Reputation: 476
I'm trying to get a better understanding of performance in for loops in R. I modified the example from Hadley's book here but I'm still confused.
I have the following set-up, where the for loop goes over several random columns:
set.seed(123)
df <- as.data.frame(matrix(runif(1e3), ncol = 10))
cols <- sample(names(df), 2)
tracemem(df)
I have a for loop that runs for every element of cols
.
for (i in seq_along(cols)) {
df[[cols[i]]] <- 3.2
}
I get the following list of copies.
tracemem[0x1c54040 -> 0x20e1470]:
tracemem[0x20e1470 -> 0x20e17b8]: [[<-.data.frame [[<-
tracemem[0x20e17b8 -> 0x20dc4b8]: [[<-.data.frame [[<-
tracemem[0x20dc4b8 -> 0x20dc800]:
tracemem[0x20dc800 -> 0x20dc8a8]: [[<-.data.frame [[<-
tracemem[0x20dc8a8 -> 0x20dcaa0]: [[<-.data.frame [[<-
Hadley notes in his example:
In fact, each iteration copies the data frame not once, not twice, but three times! Two copies are made by [[.data.frame, and a further copy is made because [[.data.frame is a regular function that increments the reference count of x.
Can someone explain why the [[<-.data.frame
method needs to make two copies?
Upvotes: 1
Views: 83
Reputation: 44788
This isn't really a complete answer to your question, but it's a start.
If you look in the R Language Definition, you'll see that df[["name"]] <- 3.2
is implemented as
`*tmp*` <- df
df <- "[[<-.data.frame"(`*tmp*`, "name", value=3.2)
rm(`*tmp*`)
So one copy gets put into *tmp*
. If you call debug("[[<-.data.frame")
, you'll see that it really does get called with an argument called *tmp*
, and
tracemem()
will show that the first duplication happens before you enter.
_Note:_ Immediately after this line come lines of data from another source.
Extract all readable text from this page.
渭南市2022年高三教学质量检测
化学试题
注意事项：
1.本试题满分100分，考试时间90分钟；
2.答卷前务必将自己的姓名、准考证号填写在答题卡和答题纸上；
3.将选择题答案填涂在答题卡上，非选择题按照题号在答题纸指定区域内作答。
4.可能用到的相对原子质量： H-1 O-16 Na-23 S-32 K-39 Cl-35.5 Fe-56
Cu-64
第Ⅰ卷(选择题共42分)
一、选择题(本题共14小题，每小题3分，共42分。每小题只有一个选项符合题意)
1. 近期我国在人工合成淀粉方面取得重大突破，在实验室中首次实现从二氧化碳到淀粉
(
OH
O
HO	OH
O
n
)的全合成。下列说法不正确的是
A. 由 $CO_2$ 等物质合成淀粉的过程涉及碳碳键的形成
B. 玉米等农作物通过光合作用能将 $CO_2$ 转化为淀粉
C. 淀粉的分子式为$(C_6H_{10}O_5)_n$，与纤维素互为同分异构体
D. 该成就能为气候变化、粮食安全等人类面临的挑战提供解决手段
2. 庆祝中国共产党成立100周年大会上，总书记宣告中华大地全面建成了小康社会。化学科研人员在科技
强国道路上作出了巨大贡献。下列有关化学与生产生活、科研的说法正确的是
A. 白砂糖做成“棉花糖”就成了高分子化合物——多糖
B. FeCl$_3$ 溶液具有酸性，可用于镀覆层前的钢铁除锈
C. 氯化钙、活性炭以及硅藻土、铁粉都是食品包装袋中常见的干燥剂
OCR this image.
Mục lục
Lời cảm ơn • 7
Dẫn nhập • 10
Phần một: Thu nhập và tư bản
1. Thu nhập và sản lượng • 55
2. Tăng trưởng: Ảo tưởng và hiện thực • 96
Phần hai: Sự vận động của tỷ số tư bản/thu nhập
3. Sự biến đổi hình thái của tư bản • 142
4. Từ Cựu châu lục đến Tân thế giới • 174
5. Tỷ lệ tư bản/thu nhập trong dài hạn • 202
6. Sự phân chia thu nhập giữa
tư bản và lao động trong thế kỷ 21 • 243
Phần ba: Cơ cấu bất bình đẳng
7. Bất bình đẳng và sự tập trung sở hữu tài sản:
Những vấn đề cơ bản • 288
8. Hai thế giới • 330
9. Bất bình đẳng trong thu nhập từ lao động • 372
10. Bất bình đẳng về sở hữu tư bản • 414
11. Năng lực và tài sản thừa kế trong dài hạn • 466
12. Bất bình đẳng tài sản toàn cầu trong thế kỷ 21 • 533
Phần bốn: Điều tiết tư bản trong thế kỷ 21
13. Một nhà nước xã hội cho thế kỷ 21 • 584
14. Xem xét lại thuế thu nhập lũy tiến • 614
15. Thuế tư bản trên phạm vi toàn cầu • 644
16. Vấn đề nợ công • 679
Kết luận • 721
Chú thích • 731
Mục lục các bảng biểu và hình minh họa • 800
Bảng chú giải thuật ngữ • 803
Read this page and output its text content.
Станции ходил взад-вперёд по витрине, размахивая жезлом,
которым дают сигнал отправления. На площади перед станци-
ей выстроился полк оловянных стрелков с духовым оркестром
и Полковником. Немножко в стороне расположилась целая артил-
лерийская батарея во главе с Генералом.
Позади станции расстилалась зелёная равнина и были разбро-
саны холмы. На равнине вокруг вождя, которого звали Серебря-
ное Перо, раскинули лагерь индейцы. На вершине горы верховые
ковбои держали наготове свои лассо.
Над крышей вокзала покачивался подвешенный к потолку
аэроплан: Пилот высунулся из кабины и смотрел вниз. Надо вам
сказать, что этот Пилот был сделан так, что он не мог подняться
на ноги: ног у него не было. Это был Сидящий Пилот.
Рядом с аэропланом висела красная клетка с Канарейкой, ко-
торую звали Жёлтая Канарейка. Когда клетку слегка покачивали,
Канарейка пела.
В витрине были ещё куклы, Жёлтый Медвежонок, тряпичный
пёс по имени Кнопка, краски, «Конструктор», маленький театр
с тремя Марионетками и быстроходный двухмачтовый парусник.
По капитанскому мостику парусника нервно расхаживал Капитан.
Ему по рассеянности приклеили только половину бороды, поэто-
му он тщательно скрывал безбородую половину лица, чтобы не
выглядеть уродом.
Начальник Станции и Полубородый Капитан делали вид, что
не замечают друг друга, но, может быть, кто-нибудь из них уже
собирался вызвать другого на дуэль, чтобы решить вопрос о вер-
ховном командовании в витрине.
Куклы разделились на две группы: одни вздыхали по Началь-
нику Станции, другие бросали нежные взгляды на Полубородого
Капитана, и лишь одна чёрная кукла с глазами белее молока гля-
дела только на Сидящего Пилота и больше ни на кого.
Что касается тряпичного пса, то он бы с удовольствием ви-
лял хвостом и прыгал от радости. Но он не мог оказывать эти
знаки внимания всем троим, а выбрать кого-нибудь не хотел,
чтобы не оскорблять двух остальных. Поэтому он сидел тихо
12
The function [[<-.data.frame
is a regular function with a header like this:
function (x, i, j, value)
That function gets called as
`[[<-.data.frame`(`*tmp*`, "name", value = 3.2)
Now there are three references to the dataframe: df
in the global environment, *tmp*
in the internal code, and x
in that function. (Actually, there's an intermediate step where the generic is called, but it is a primitive, so it doesn't need to make a new reference.)
The class of x
gets changed in the function; that triggers a copy. Then one of the components of x
is changed; that's another copy. So that makes 3.
Just guessing, I'd say the reason for the first duplication is that a complicated replacement might refer to the original value, and it's avoiding the possibility of retrieving a partially modified value.
Upvotes: 1